Description of problem: ssl_version in server.yml need upper cases in the beginning of the value, e.g."SSLv3".If you enter the wrong format,such as 'sslv3', rhc will say "An unexpected error occured: unknown SSL method `sslv3'. Customers will be confused.Why still get error, even have picked up one value from the promption which comes out for a totally wrong value. If enter a totally wrong value, will get friendly message: "The configuration file /home/openshift/.openshift/express.conf contains an invalid setting: The provided SSL version 'v3' is not valid. Supported values: tlsv1, tlsv1_server, tlsv1_client, tlsv1_2,tlsv1_2_server, tlsv1_2_client, tlsv1_1, tlsv1_1_server, tlsv1_1_client, sslv2, sslv2_server,sslv2_client, sslv3, sslv3_server, sslv3_client, sslv23, sslv23_server, sslv23_client". Version-Release number of selected component (if applicable): rhc-1.27.4 How reproducible: always Steps to Reproduce: 1.Add ssl_version and ssl_ca_file in server.yml as following: - server: hostname: stg.openshift.redhat.com nickname: stg login: XXXXXXXX use_authorization_tokens: true insecure: true ssl_ca_file: ~/.openshift/root-ca.crt.pem ssl_version: sslv3 2.List server 3. Actual results: at step 2: An unexpected error occured: unknown SSL method `sslv3'. Expected results: Should prompt some friendly message. Additional info:
Fixed in https://github.com/openshift/rhc/pull/624
Commit pushed to master at https://github.com/openshift/rhc https://github.com/openshift/rhc/commit/0b7eee5035e15c73ff075d578b15461f123163da Bug 1118712 and Bug 1118500 - makes global ssl options explicit on rhc server commands
Check it in rhc-1.28.0 build from devenv_4962 scenarion1: Don't work Add a server and use the option '--ssl-version sslv3', show error: #rhc server add openshift.redhat.com -l XXXXX --ssl-version sslv3 invalid option: The provided SSL version 'SSLv3' is not valid.

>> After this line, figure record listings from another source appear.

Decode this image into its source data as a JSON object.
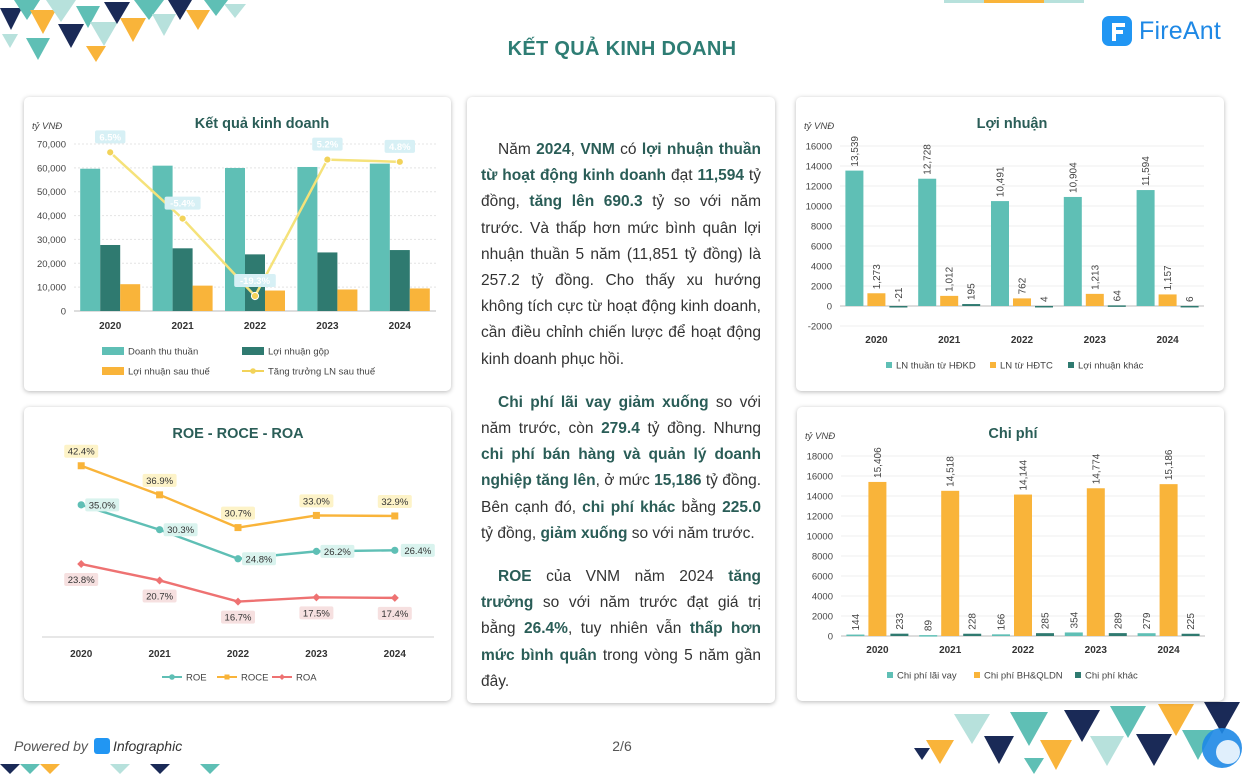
{
  "page": {
    "title": "KẾT QUẢ KINH DOANH",
    "page_number": "2/6"
  },
  "brand": {
    "name": "FireAnt",
    "color": "#1e88e5",
    "accent": "#2e7d74"
  },
  "footer": {
    "powered_by": "Powered by",
    "product": "Infographic"
  },
  "narrative": {
    "p1": [
      {
        "t": "Năm "
      },
      {
        "t": "2024",
        "b": 1
      },
      {
        "t": ", "
      },
      {
        "t": "VNM",
        "b": 1
      },
      {
        "t": " có "
      },
      {
        "t": "lợi nhuận thuần từ hoạt động kinh doanh",
        "b": 1
      },
      {
        "t": " đạt "
      },
      {
        "t": "11,594",
        "b": 1
      },
      {
        "t": " tỷ đồng, "
      },
      {
        "t": "tăng lên 690.3",
        "b": 1
      },
      {
        "t": " tỷ so với năm trước. Và thấp hơn mức bình quân lợi nhuận thuần 5 năm (11,851 tỷ đồng) là 257.2 tỷ đồng. Cho thấy xu hướng không tích cực từ hoạt động kinh doanh, cần điều chỉnh chiến lược để hoạt động kinh doanh phục hồi."
      }
    ],
    "p2": [
      {
        "t": "Chi phí lãi vay giảm xuống",
        "b": 1
      },
      {
        "t": " so với năm trước, còn "
      },
      {
        "t": "279.4",
        "b": 1
      },
      {
        "t": " tỷ đồng. Nhưng "
      },
      {
        "t": "chi phí bán hàng và quản lý doanh nghiệp tăng lên",
        "b": 1
      },
      {
        "t": ", ở mức "
      },
      {
        "t": "15,186",
        "b": 1
      },
      {
        "t": " tỷ đồng. Bên cạnh đó, "
      },
      {
        "t": "chi phí khác",
        "b": 1
      },
      {
        "t": " bằng "
      },
      {
        "t": "225.0",
        "b": 1
      },
      {
        "t": " tỷ đồng, "
      },
      {
        "t": "giảm xuống",
        "b": 1
      },
      {
        "t": " so với năm trước."
      }
    ],
    "p3": [
      {
        "t": "ROE",
        "b": 1
      },
      {
        "t": " của VNM năm 2024 "
      },
      {
        "t": "tăng trưởng",
        "b": 1
      },
      {
        "t": " so với năm trước đạt giá trị bằng "
      },
      {
        "t": "26.4%",
        "b": 1
      },
      {
        "t": ", tuy nhiên vẫn "
      },
      {
        "t": "thấp hơn mức bình quân",
        "b": 1
      },
      {
        "t": " trong vòng 5 năm gần đây."
      }
    ]
  },
  "chart_data": [
    {
      "id": "kqkd",
      "type": "bar",
      "title": "Kết quả kinh doanh",
      "ylabel": "tỷ VNĐ",
      "categories": [
        "2020",
        "2021",
        "2022",
        "2023",
        "2024"
      ],
      "ylim": [
        0,
        70000
      ],
      "yticks": [
        "0",
        "10,000",
        "20,000",
        "30,000",
        "40,000",
        "50,000",
        "60,000",
        "70,000"
      ],
      "series": [
        {
          "name": "Doanh thu thuần",
          "values": [
            59636,
            60919,
            59956,
            60369,
            61783
          ],
          "color": "#5fbfb5"
        },
        {
          "name": "Lợi nhuận gộp",
          "values": [
            27668,
            26278,
            23738,
            24549,
            25544
          ],
          "color": "#2f7a70"
        },
        {
          "name": "Lợi nhuận sau thuế",
          "values": [
            11236,
            10633,
            8578,
            9019,
            9453
          ],
          "color": "#f9b43a"
        }
      ],
      "line": {
        "name": "Tăng trưởng LN sau thuế",
        "values": [
          6.5,
          -5.4,
          -19.3,
          5.2,
          4.8
        ],
        "labels": [
          "6.5%",
          "-5.4%",
          "-19.3%",
          "5.2%",
          "4.8%"
        ],
        "ylim": [
          -22,
          8
        ],
        "color": "#f5e27a"
      }
    },
    {
      "id": "profit",
      "type": "bar",
      "title": "Lợi nhuận",
      "ylabel": "tỷ VNĐ",
      "categories": [
        "2020",
        "2021",
        "2022",
        "2023",
        "2024"
      ],
      "ylim": [
        -2000,
        16000
      ],
      "yticks": [
        "-2000",
        "0",
        "2000",
        "4000",
        "6000",
        "8000",
        "10000",
        "12000",
        "14000",
        "16000"
      ],
      "series": [
        {
          "name": "LN thuần từ HĐKD",
          "values": [
            13539,
            12728,
            10491,
            10904,
            11594
          ],
          "labels": [
            "13,539",
            "12,728",
            "10,491",
            "10,904",
            "11,594"
          ],
          "color": "#5fbfb5"
        },
        {
          "name": "LN từ HĐTC",
          "values": [
            1273,
            1012,
            762,
            1213,
            1157
          ],
          "labels": [
            "1,273",
            "1,012",
            "762",
            "1,213",
            "1,157"
          ],
          "color": "#f9b43a"
        },
        {
          "name": "Lợi nhuận khác",
          "values": [
            -21,
            195,
            4,
            64,
            6
          ],
          "labels": [
            "-21",
            "195",
            "4",
            "64",
            "6"
          ],
          "color": "#2f7a70"
        }
      ]
    },
    {
      "id": "ratios",
      "type": "line",
      "title": "ROE - ROCE - ROA",
      "categories": [
        "2020",
        "2021",
        "2022",
        "2023",
        "2024"
      ],
      "ylim": [
        10,
        45
      ],
      "series": [
        {
          "name": "ROE",
          "values": [
            35.0,
            30.3,
            24.8,
            26.2,
            26.4
          ],
          "labels": [
            "35.0%",
            "30.3%",
            "24.8%",
            "26.2%",
            "26.4%"
          ],
          "color": "#5fbfb5",
          "marker": "circle",
          "label_pos": "right"
        },
        {
          "name": "ROCE",
          "values": [
            42.4,
            36.9,
            30.7,
            33.0,
            32.9
          ],
          "labels": [
            "42.4%",
            "36.9%",
            "30.7%",
            "33.0%",
            "32.9%"
          ],
          "color": "#f9b43a",
          "marker": "square",
          "label_pos": "above"
        },
        {
          "name": "ROA",
          "values": [
            23.8,
            20.7,
            16.7,
            17.5,
            17.4
          ],
          "labels": [
            "23.8%",
            "20.7%",
            "16.7%",
            "17.5%",
            "17.4%"
          ],
          "color": "#ee7272",
          "marker": "diamond",
          "label_pos": "below"
        }
      ]
    },
    {
      "id": "cost",
      "type": "bar",
      "title": "Chi phí",
      "ylabel": "tỷ VNĐ",
      "categories": [
        "2020",
        "2021",
        "2022",
        "2023",
        "2024"
      ],
      "ylim": [
        0,
        18000
      ],
      "yticks": [
        "0",
        "2000",
        "4000",
        "6000",
        "8000",
        "10000",
        "12000",
        "14000",
        "16000",
        "18000"
      ],
      "series": [
        {
          "name": "Chi phí lãi vay",
          "values": [
            144,
            89,
            166,
            354,
            279
          ],
          "labels": [
            "144",
            "89",
            "166",
            "354",
            "279"
          ],
          "color": "#5fbfb5"
        },
        {
          "name": "Chi phí BH&QLDN",
          "values": [
            15406,
            14518,
            14144,
            14774,
            15186
          ],
          "labels": [
            "15,406",
            "14,518",
            "14,144",
            "14,774",
            "15,186"
          ],
          "color": "#f9b43a"
        },
        {
          "name": "Chi phí khác",
          "values": [
            233,
            228,
            285,
            289,
            225
          ],
          "labels": [
            "233",
            "228",
            "285",
            "289",
            "225"
          ],
          "color": "#2f7a70"
        }
      ]
    }
  ]
}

Supported values: tlsv1,tlsv1_server, tlsv1_client, sslv2, sslv2_server, sslv2_client, sslv3, sslv3_server, sslv3_client,sslv23, sslv23_server, sslv23_client scenario 2: works Add ssl_version paramter in server.yml directly, and the value is downcases supported one.No error show when list servers. scenario 3: works Configure a server with '--ssl-version sslv3' Move bug to assigned
Adding server issue fixed in https://github.com/openshift/rhc/pull/626
Commit pushed to master at https://github.com/openshift/rhc https://github.com/openshift/rhc/commit/a9825a87172cb1c787e6e5f91314335e450f6718 Bug 1118712 - fixes ssl version parse when adding new servers
rhc build from devenv_4967 Can't reproduce scenario 1's issue from comment 3. Move bug to verified.